OPEC oil producers want to extend the June deadline on OPEC oil supply cuts to balance the market. Sources within the group announced to Reuters today. The extension will not apply to non-members like Russia. They must adhere to the initial agreement.

The group wants oil supplies to drop to the five year average. As of January, crude inventories was at nearly 280 million barrels above this level.

The turnaround occurred in part due to Saudi Arabia’s displeasure with the return of shale oil production.

“OPEC heavyweights such as Saudi Arabia are not happy with the return of shale oil in full force and have to make a hard choice between losing part of their market share or steady income,” said a source from a major non-Gulf OPEC producer.

“They will more likely opt for income and will push to get help from non-OPEC.”

As we reported previously, OPEC member Saudi Arabia landed itself in an untenable situation. OPEC oil supply cuts forced OPEC member Saudi Arabia to assist its rival oil producers. Plus, reducing supply did not increase oil prices.

In fact, crude oil prices went back to levels last seen at the end of last November. Unfortunately for OPEC member Saudi Arabia oil stockpiles resisted change; the number remains about the same globally. But the U.S. has a surplus greater than 20 percent of a five-year average level. Europe offset its barrel reduction with gasoline increases.

China increased its crude oil stockpiles by about 30 million barrels in February. OPEC member Saudi Arabia oil minister Kahlid Al-Falih acknowledged that global oil stockpiles declined slower than OPEC foresaw. Al-Falih believes an extension in reduction of cuts is necessary. According to Bloomberg: However, he also warned that fellow OPEC members couldn’t count on the kingdom to continue shouldering a disproportionate share of the burden.

As reported late last year, eleven countries, including Azerbaijan, Russia, Mexico, and Oman, reached a deal to reduce oil outputs, the BBC reports. The meeting of OPEC to finalize the deal was held in Vienna. In late November, Mohammed Bin Saleh Al-Sada, (Organization of the Petroleum Exporting Countries) OPEC’s president said the group will reduce output by 1.2 million barrels of oil a day starting January 2017.

The announcement arrives after over two years of low oil prices – half of its 2014 price – due to the abundance of oil in the market. Also, two years of disagreements between the oil producers threw the deal into doubt. Nevertheless, the member countries had a change of heart. Some people remain skeptical regarding whether OPEC — and non-OPEC countries — can comply with the agreements. There are benefits for all.

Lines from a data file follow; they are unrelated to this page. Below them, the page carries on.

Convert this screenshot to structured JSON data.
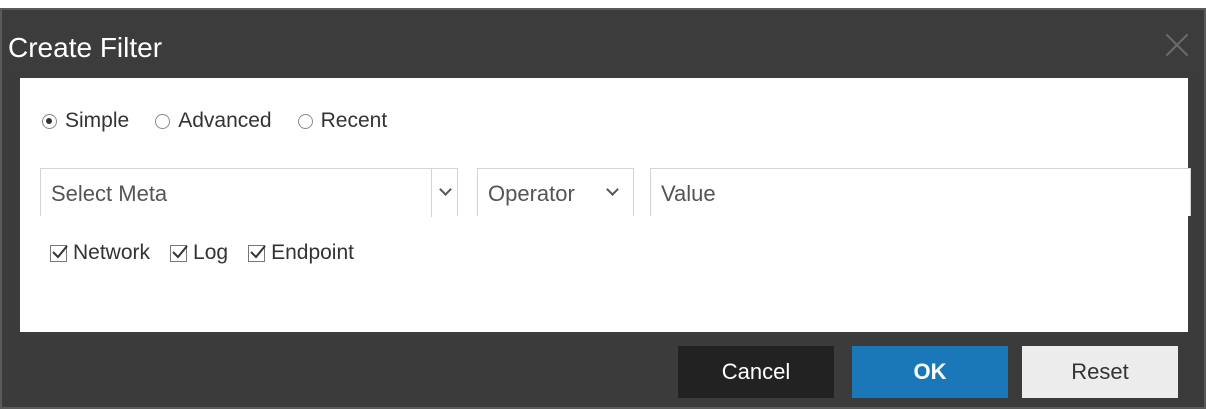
{
  "dialog": {
    "title": "Create Filter",
    "close_icon": "close-icon"
  },
  "mode": {
    "options": [
      {
        "label": "Simple",
        "checked": true
      },
      {
        "label": "Advanced",
        "checked": false
      },
      {
        "label": "Recent",
        "checked": false
      }
    ]
  },
  "fields": {
    "meta_placeholder": "Select Meta",
    "operator_label": "Operator",
    "value_placeholder": "Value"
  },
  "sources": {
    "items": [
      {
        "label": "Network",
        "checked": true
      },
      {
        "label": "Log",
        "checked": true
      },
      {
        "label": "Endpoint",
        "checked": true
      }
    ]
  },
  "buttons": {
    "cancel": "Cancel",
    "ok": "OK",
    "reset": "Reset"
  },
  "colors": {
    "ok_blue": "#1a78b8",
    "cancel_dark": "#222222",
    "dialog_bg": "#3b3b3b"
  }
}
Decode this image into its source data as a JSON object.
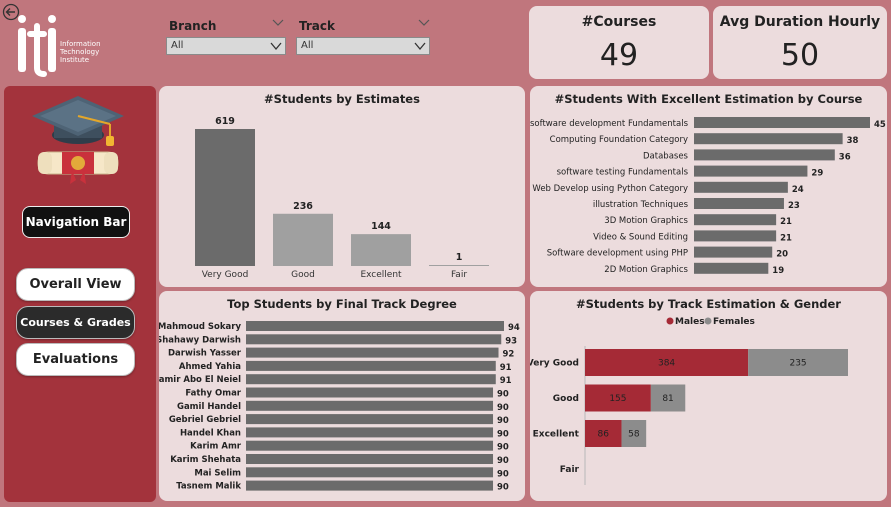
{
  "logo": {
    "letters": "iTi",
    "lines": [
      "Information",
      "Technology",
      "Institute"
    ]
  },
  "filters": [
    {
      "label": "Branch",
      "value": "All"
    },
    {
      "label": "Track",
      "value": "All"
    }
  ],
  "kpis": [
    {
      "label": "#Courses",
      "value": "49"
    },
    {
      "label": "Avg Duration Hourly",
      "value": "50"
    }
  ],
  "nav": {
    "title": "Navigation Bar",
    "buttons": [
      {
        "label": "Overall View",
        "active": false
      },
      {
        "label": "Courses & Grades",
        "active": true
      },
      {
        "label": "Evaluations",
        "active": false
      }
    ]
  },
  "colors": {
    "background": "#c0767d",
    "panel": "#ecdcdd",
    "nav_panel": "#a3333c",
    "male": "#a52a36",
    "female": "#8c8c8c",
    "bar_dark": "#6b6b6b",
    "bar_light": "#a0a0a0"
  },
  "chart_data": [
    {
      "id": "estimates",
      "type": "bar",
      "title": "#Students by Estimates",
      "categories": [
        "Very Good",
        "Good",
        "Excellent",
        "Fair"
      ],
      "values": [
        619,
        236,
        144,
        1
      ]
    },
    {
      "id": "excellent_by_course",
      "type": "bar",
      "orientation": "horizontal",
      "title": "#Students With Excellent Estimation by Course",
      "categories": [
        "software development Fundamentals",
        "Computing Foundation Category",
        "Databases",
        "software testing Fundamentals",
        "Web Develop using Python Category",
        "illustration Techniques",
        "3D Motion Graphics",
        "Video & Sound Editing",
        "Software development using PHP",
        "2D Motion Graphics"
      ],
      "values": [
        45,
        38,
        36,
        29,
        24,
        23,
        21,
        21,
        20,
        19
      ]
    },
    {
      "id": "top_students",
      "type": "bar",
      "orientation": "horizontal",
      "title": "Top Students by Final Track Degree",
      "categories": [
        "Mahmoud Sokary",
        "Shahawy Darwish",
        "Darwish Yasser",
        "Ahmed Yahia",
        "Samir Abo El Neiel",
        "Fathy Omar",
        "Gamil Handel",
        "Gebriel Gebriel",
        "Handel Khan",
        "Karim Amr",
        "Karim Shehata",
        "Mai Selim",
        "Tasnem Malik"
      ],
      "values": [
        94,
        93,
        92,
        91,
        91,
        90,
        90,
        90,
        90,
        90,
        90,
        90,
        90
      ]
    },
    {
      "id": "track_gender",
      "type": "bar",
      "orientation": "horizontal",
      "stacked": true,
      "title": "#Students by Track Estimation & Gender",
      "legend": "top",
      "categories": [
        "Very Good",
        "Good",
        "Excellent",
        "Fair"
      ],
      "series": [
        {
          "name": "Males",
          "values": [
            384,
            155,
            86,
            0
          ]
        },
        {
          "name": "Females",
          "values": [
            235,
            81,
            58,
            0
          ]
        }
      ]
    }
  ]
}
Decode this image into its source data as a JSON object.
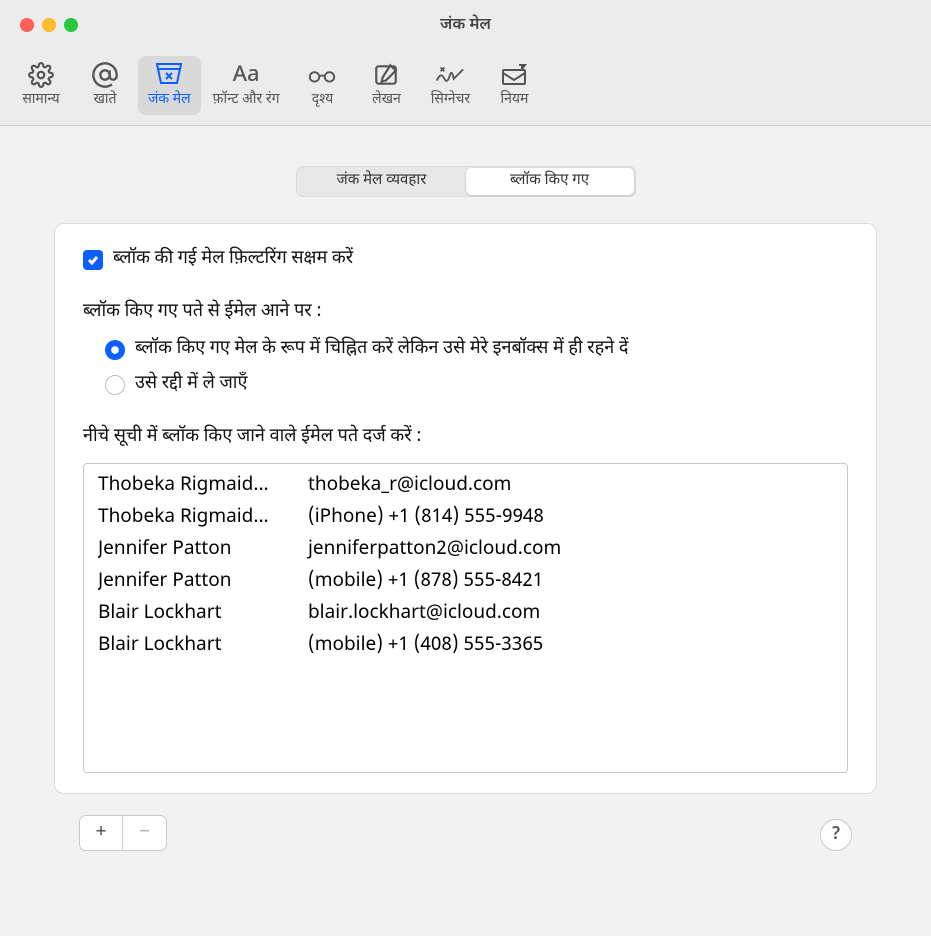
{
  "window": {
    "title": "जंक मेल"
  },
  "toolbar": {
    "items": [
      {
        "id": "general",
        "label": "सामान्य"
      },
      {
        "id": "accounts",
        "label": "खाते"
      },
      {
        "id": "junkmail",
        "label": "जंक मेल",
        "active": true
      },
      {
        "id": "fonts",
        "label": "फ़ॉन्ट और रंग"
      },
      {
        "id": "viewing",
        "label": "दृश्य"
      },
      {
        "id": "composing",
        "label": "लेखन"
      },
      {
        "id": "signatures",
        "label": "सिग्नेचर"
      },
      {
        "id": "rules",
        "label": "नियम"
      }
    ]
  },
  "segmented": {
    "tabs": [
      {
        "label": "जंक मेल व्यवहार",
        "selected": false
      },
      {
        "label": "ब्लॉक किए गए",
        "selected": true
      }
    ]
  },
  "blocked": {
    "enable_label": "ब्लॉक की गई मेल फ़िल्टरिंग सक्षम करें",
    "when_heading": "ब्लॉक किए गए पते से ईमेल आने पर :",
    "options": [
      {
        "label": "ब्लॉक किए गए मेल के रूप में चिह्नित करें लेकिन उसे मेरे इनबॉक्स में ही रहने दें",
        "selected": true
      },
      {
        "label": "उसे रद्दी में ले जाएँ",
        "selected": false
      }
    ],
    "list_heading": "नीचे सूची में ब्लॉक किए जाने वाले ईमेल पते दर्ज करें :",
    "entries": [
      {
        "name": "Thobeka Rigmaid...",
        "value": "thobeka_r@icloud.com"
      },
      {
        "name": "Thobeka Rigmaid...",
        "value": "(iPhone) +1 (814) 555-9948"
      },
      {
        "name": "Jennifer Patton",
        "value": "jenniferpatton2@icloud.com"
      },
      {
        "name": "Jennifer Patton",
        "value": "(mobile) +1 (878) 555-8421"
      },
      {
        "name": "Blair Lockhart",
        "value": "blair.lockhart@icloud.com"
      },
      {
        "name": "Blair Lockhart",
        "value": "(mobile) +1 (408) 555-3365"
      }
    ],
    "add_label": "+",
    "remove_label": "−",
    "help_label": "?"
  },
  "icons": {
    "general": "gear-icon",
    "accounts": "at-icon",
    "junkmail": "junk-box-icon",
    "fonts": "aa-icon",
    "viewing": "glasses-icon",
    "composing": "compose-icon",
    "signatures": "signature-icon",
    "rules": "rules-icon"
  }
}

OPEC Oil Supply Cuts Continue

Still, compliance remains an issue. If countries do not uphold their end of the bargain, then the deal faces shaky ground in the future. Gary Ross of Pira Energy noticed an interesting trend over the years. At that time, member countries will report the progress of the cuts. Liquified natural gas (LNG) prices rose significantly due to the OPEC and non-OPEC deals.

OPEC oil supply cuts and chilly temperatures in Asia and Europe increased LNG demand. People use LNG to heat their homes. LNG prices will stay higher as long as these conditions persist.